Field of the Invention
The invention relates to a high density integrated semiconductor memory with an n-channel-EPROM cell in the form of a pillar. An n.sup.+ -doped source region runs along the base of the pillar and an n.sup.+ -doped drain-region is arranged on the pillar. The pillar also has an n.sup.+ -doped floating gate and a control gate. The lateral measurements of the pillar are chosen such that the pillar in a potential free state of the n-channel-EPROM cell is fully depleted of free charge carriers. The floating gate is disposed on the side walls of the pillar and encloses the pillar. The control-gate encloses the pillar and the floating-gate and it is disposed on the side walls of the pillar with an intermediate insulator layer at least in one subregion. The invention furthermore relates to a method for producing such a semiconductor memory.
In high density integrated semiconductor memories, particularly in electrically programmable, non-volatile memories (EPROMs), the integration density is limited, inter alia, by the structural resolution of photolithography. Minimum cell areas of about 7*F.sup.2 have already been produced by means of lateral integration of stacked gate flash cells in a NAND arrangement. F in this case indicates the minimum length which can be achieved by photolithography--referred to as the minimum feature size.
Greater integration density can be achieved with a vertical design of the EPROM cells, which are transistors in the form of cylinders or pillars. Stacked gate flash cells with a cell area of about 4.4*F.sup.2 can be produced using 1 .mu.m cylinders. Smaller cell areas cannot be produced using this technique, since the cylinders are already at the limit of structural fineness of the photographic technique. In addition, if the cylinder diameter is reduced further, these cylinders are fully depleted, so that the cell transistors no longer switch off in the discharged state. This effect is comparable to the overerase problem with stacked gate memories.

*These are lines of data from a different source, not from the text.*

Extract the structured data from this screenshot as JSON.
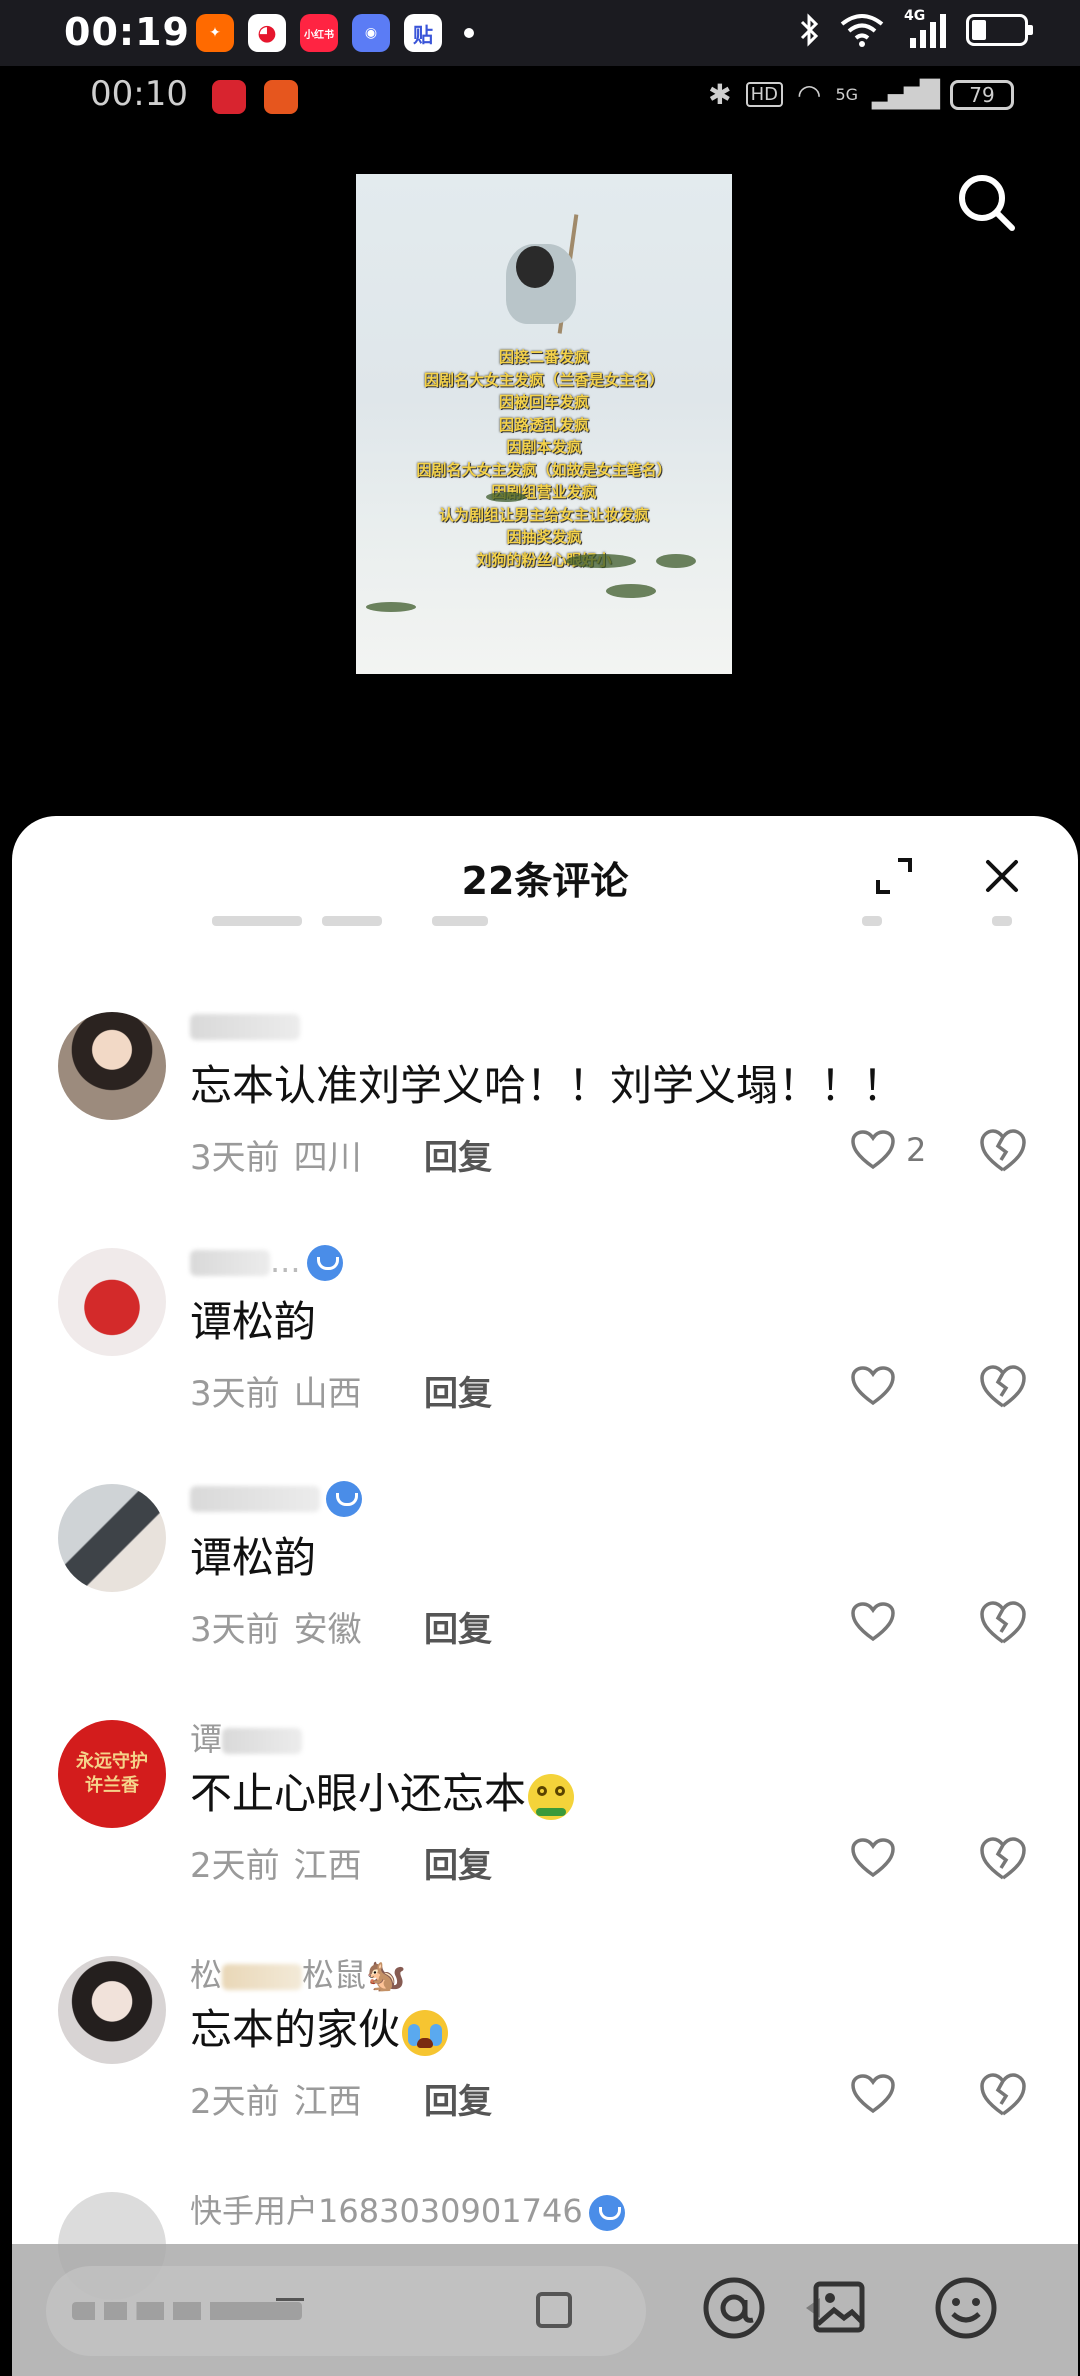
{
  "outer_status": {
    "time": "00:19",
    "network": "4G",
    "app_icons": [
      {
        "name": "taobao",
        "color": "#ff6a00",
        "glyph": "淘"
      },
      {
        "name": "weibo",
        "color": "#e6162d",
        "glyph": "微"
      },
      {
        "name": "xiaohongshu",
        "color": "#ff2442",
        "glyph": "小红书"
      },
      {
        "name": "app-blue",
        "color": "#5b7cf5",
        "glyph": "◉"
      },
      {
        "name": "tieba",
        "color": "#3a55d8",
        "glyph": "贴"
      }
    ]
  },
  "inner_status": {
    "time": "00:10",
    "network": "5G",
    "battery": "79",
    "hd": "HD"
  },
  "poster": {
    "lines": [
      "因接二番发疯",
      "因剧名大女主发疯（兰香是女主名）",
      "因被回车发疯",
      "因路透乱发疯",
      "因剧本发疯",
      "因剧名大女主发疯（如故是女主笔名）",
      "因剧组营业发疯",
      "认为剧组让男主给女主让妆发疯",
      "因抽奖发疯",
      "刘狗的粉丝心眼好小"
    ]
  },
  "sheet": {
    "title": "22条评论"
  },
  "comments": [
    {
      "name_prefix": "",
      "name_suffix": "",
      "verified": false,
      "text": "忘本认准刘学义哈！！刘学义塌！！！",
      "emoji": "",
      "time": "3天前",
      "location": "四川",
      "reply": "回复",
      "likes": "2",
      "avatar_color": "#c9a58a"
    },
    {
      "name_prefix": "",
      "name_suffix": "...",
      "verified": true,
      "text": "谭松韵",
      "emoji": "",
      "time": "3天前",
      "location": "山西",
      "reply": "回复",
      "likes": "",
      "avatar_color": "#d32a2a"
    },
    {
      "name_prefix": "",
      "name_suffix": "",
      "verified": true,
      "text": "谭松韵",
      "emoji": "",
      "time": "3天前",
      "location": "安徽",
      "reply": "回复",
      "likes": "",
      "avatar_color": "#8b8f94"
    },
    {
      "name_prefix": "谭",
      "name_suffix": "",
      "verified": false,
      "text": "不止心眼小还忘本",
      "emoji": "dizzy-face",
      "time": "2天前",
      "location": "江西",
      "reply": "回复",
      "likes": "",
      "avatar_color": "#d31c1c",
      "avatar_text": "永远守护许兰香"
    },
    {
      "name_prefix": "松",
      "name_suffix": "松鼠🐿️",
      "verified": false,
      "text": "忘本的家伙",
      "emoji": "crying-face",
      "time": "2天前",
      "location": "江西",
      "reply": "回复",
      "likes": "",
      "avatar_color": "#6f6a6c"
    }
  ],
  "partial_comment": {
    "name": "快手用户1683030901746",
    "verified": true
  }
}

A highly integrated semiconductor memory of the above-mentioned type is known from U.S. Pat. No. 5,414,287 to Hong. That semiconductor memory is produced by a method in which on a p.sup.+ -doped substrate etching masks are produced, an anisotropic etching for the production of pillars is carried out, an n.sup.30 -implantation in the back-etched substrate regions is carried out, an oxide is grown on the pillars and the surfaces therebetween, n.sup.+ -doped polysilicon for the production of the floating gate is deposited and removed in the area of the surfaces located between the pillars. The removal is effected by anisotropic etching. An interpolydielectric is deposited on the n.sup.+ -doped polysilicon, an n-doped polysilicon layer is deposited for forming a control gate, the second polysilicon layer is etched isotropically, so that the second polysilicon layer still completely encloses the first polysilicon layer, the original etching mask is removed at the pillar tips, and the contacts are produced there.
A high density integrated semiconductor memory with a pillar structure is know from H. Pein and J. D. Plum, Performance of the 3-D Pencil Flasch EPROM Cell and Memory Array, U.S.-Z.: IEEE TRANSACTIONS ON ELECTRON DEVICES, Vol. 42, No. Nov. 11, 1995, pages 1982-1991. There, the pillar is designed such that it is fully depleted of charge carriers.